In conclusion, our findings do not support that 30 mg daily cinacalcet for 1 week has any significant impact on peripheral and central BPs, arterial stiffness parameters, and cardiac function in hemodialysis population.
Acknowledgments
The authors are grateful to the dialysis personnel for their generous contribution and kind collaboration. They would like to thank Anne-Sophie Julien for her recommendations regarding statistical aspects.
Footnotes
Abbreviations: A = atrial filling velocity, AIx = heart rate adjusted central augmentation index, AP = augmentation pressure, BP = blood pressure, CCA = common carotid artery, cf-PWV = carotid-femoral pulse wave velocity, CKD = chronic kidney disease, cr-PWV = carotid-radial pulse wave velocity, DBP = diastolic blood pressure, DPTI = diastolic pressure time index, E = early filling velocity, E/E’ = ratio of mitral peak velocity of early filling (E) to early diastolic mitral annular velocity (E’), Einc = incremental elastic modulus, IMCSA = intima media cross-sectional area, IMT = intima media thickness, LCSA = lumen cross-sectional area, MBP = mean blood pressure, P1 = first systolic peak, P2 = second systolic peak, PP = pulse pressure , PTH = parathyroid hormone, SBP = systolic blood pressure, SEVR = subendocardial viability ratio, SPTI = systolic pressure time index, T1 = first systolic peak timing, T2 = second systolic peak timing, Tr = time of wave return.
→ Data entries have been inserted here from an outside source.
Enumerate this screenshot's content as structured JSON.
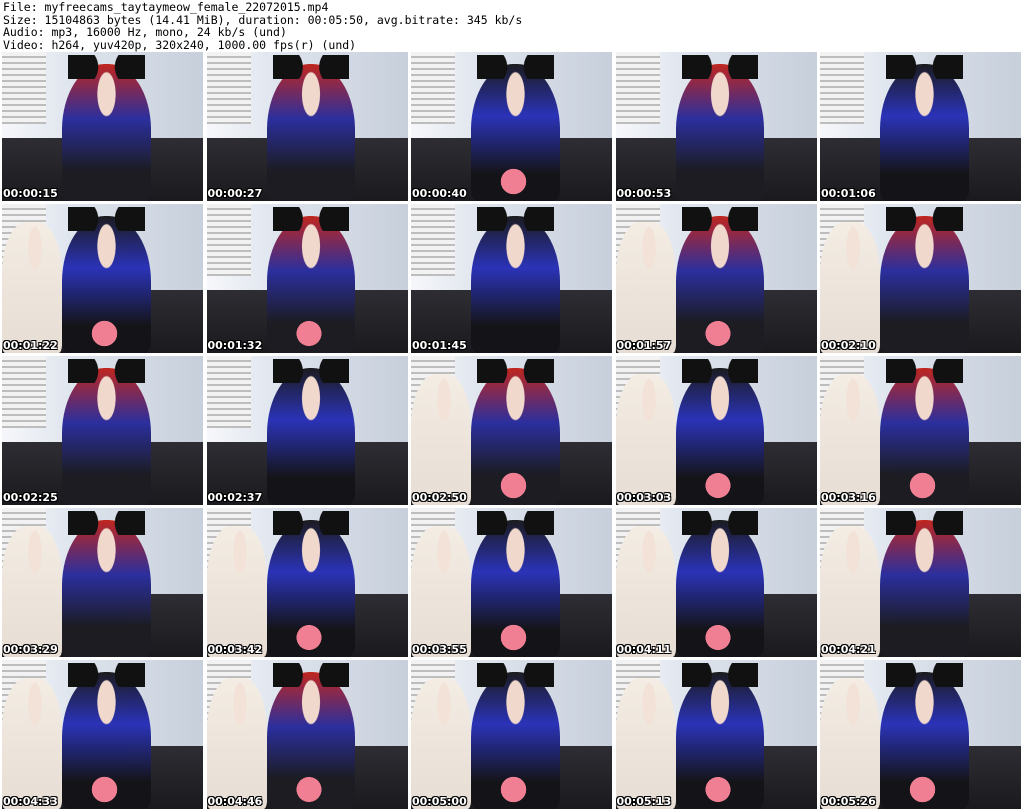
{
  "header": {
    "file_line": "File: myfreecams_taytaymeow_female_22072015.mp4",
    "size_line": "Size: 15104863 bytes (14.41 MiB), duration: 00:05:50, avg.bitrate: 345 kb/s",
    "audio_line": "Audio: mp3, 16000 Hz, mono, 24 kb/s (und)",
    "video_line": "Video: h264, yuv420p, 320x240, 1000.00 fps(r) (und)"
  },
  "thumbnails": [
    {
      "timestamp": "00:00:15",
      "companion": false,
      "alt": false,
      "flower": false
    },
    {
      "timestamp": "00:00:27",
      "companion": false,
      "alt": false,
      "flower": false
    },
    {
      "timestamp": "00:00:40",
      "companion": false,
      "alt": true,
      "flower": true
    },
    {
      "timestamp": "00:00:53",
      "companion": false,
      "alt": false,
      "flower": false
    },
    {
      "timestamp": "00:01:06",
      "companion": false,
      "alt": true,
      "flower": false
    },
    {
      "timestamp": "00:01:22",
      "companion": true,
      "alt": true,
      "flower": true
    },
    {
      "timestamp": "00:01:32",
      "companion": false,
      "alt": false,
      "flower": true
    },
    {
      "timestamp": "00:01:45",
      "companion": false,
      "alt": true,
      "flower": false
    },
    {
      "timestamp": "00:01:57",
      "companion": true,
      "alt": false,
      "flower": true
    },
    {
      "timestamp": "00:02:10",
      "companion": true,
      "alt": false,
      "flower": false
    },
    {
      "timestamp": "00:02:25",
      "companion": false,
      "alt": false,
      "flower": false
    },
    {
      "timestamp": "00:02:37",
      "companion": false,
      "alt": true,
      "flower": false
    },
    {
      "timestamp": "00:02:50",
      "companion": true,
      "alt": false,
      "flower": true
    },
    {
      "timestamp": "00:03:03",
      "companion": true,
      "alt": true,
      "flower": true
    },
    {
      "timestamp": "00:03:16",
      "companion": true,
      "alt": false,
      "flower": true
    },
    {
      "timestamp": "00:03:29",
      "companion": true,
      "alt": false,
      "flower": false
    },
    {
      "timestamp": "00:03:42",
      "companion": true,
      "alt": true,
      "flower": true
    },
    {
      "timestamp": "00:03:55",
      "companion": true,
      "alt": true,
      "flower": true
    },
    {
      "timestamp": "00:04:11",
      "companion": true,
      "alt": true,
      "flower": true
    },
    {
      "timestamp": "00:04:21",
      "companion": true,
      "alt": false,
      "flower": false
    },
    {
      "timestamp": "00:04:33",
      "companion": true,
      "alt": true,
      "flower": true
    },
    {
      "timestamp": "00:04:46",
      "companion": true,
      "alt": false,
      "flower": true
    },
    {
      "timestamp": "00:05:00",
      "companion": true,
      "alt": true,
      "flower": true
    },
    {
      "timestamp": "00:05:13",
      "companion": true,
      "alt": true,
      "flower": true
    },
    {
      "timestamp": "00:05:26",
      "companion": true,
      "alt": true,
      "flower": true
    }
  ],
  "colors": {
    "timestamp_text": "#ffffff",
    "timestamp_outline": "#000000",
    "header_text": "#000000",
    "background": "#ffffff"
  }
}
Funding: Funding was obtained by Amgen Canada through the Investigator Sponsored Study program. The drugs and the matching placebo were provide by Amgen. C. Fortier holds a scholarship from Fonds de Recherche du Québec—Santé (FRQ-S), Dr. Mac-Way holds a Kidney Research Scientist Core Education and National Training Program (KRESCENT) scholarship supported by CIHR, Kidney Foundation of Canada and Canadian Society of Nephrology and from FRQ-S, and Dr Agharazii holds the Nephrology-Amgen research Chair at Université Laval.
Disclosures: Dr Agharazii has received consultation fees from Pfizer, Amgen, and Merck. Dr. Mac-Way has received consultation fees from Baxter, Amgen, Otsuka, and Sanofi.
The authors have no conflicts of interest to disclose.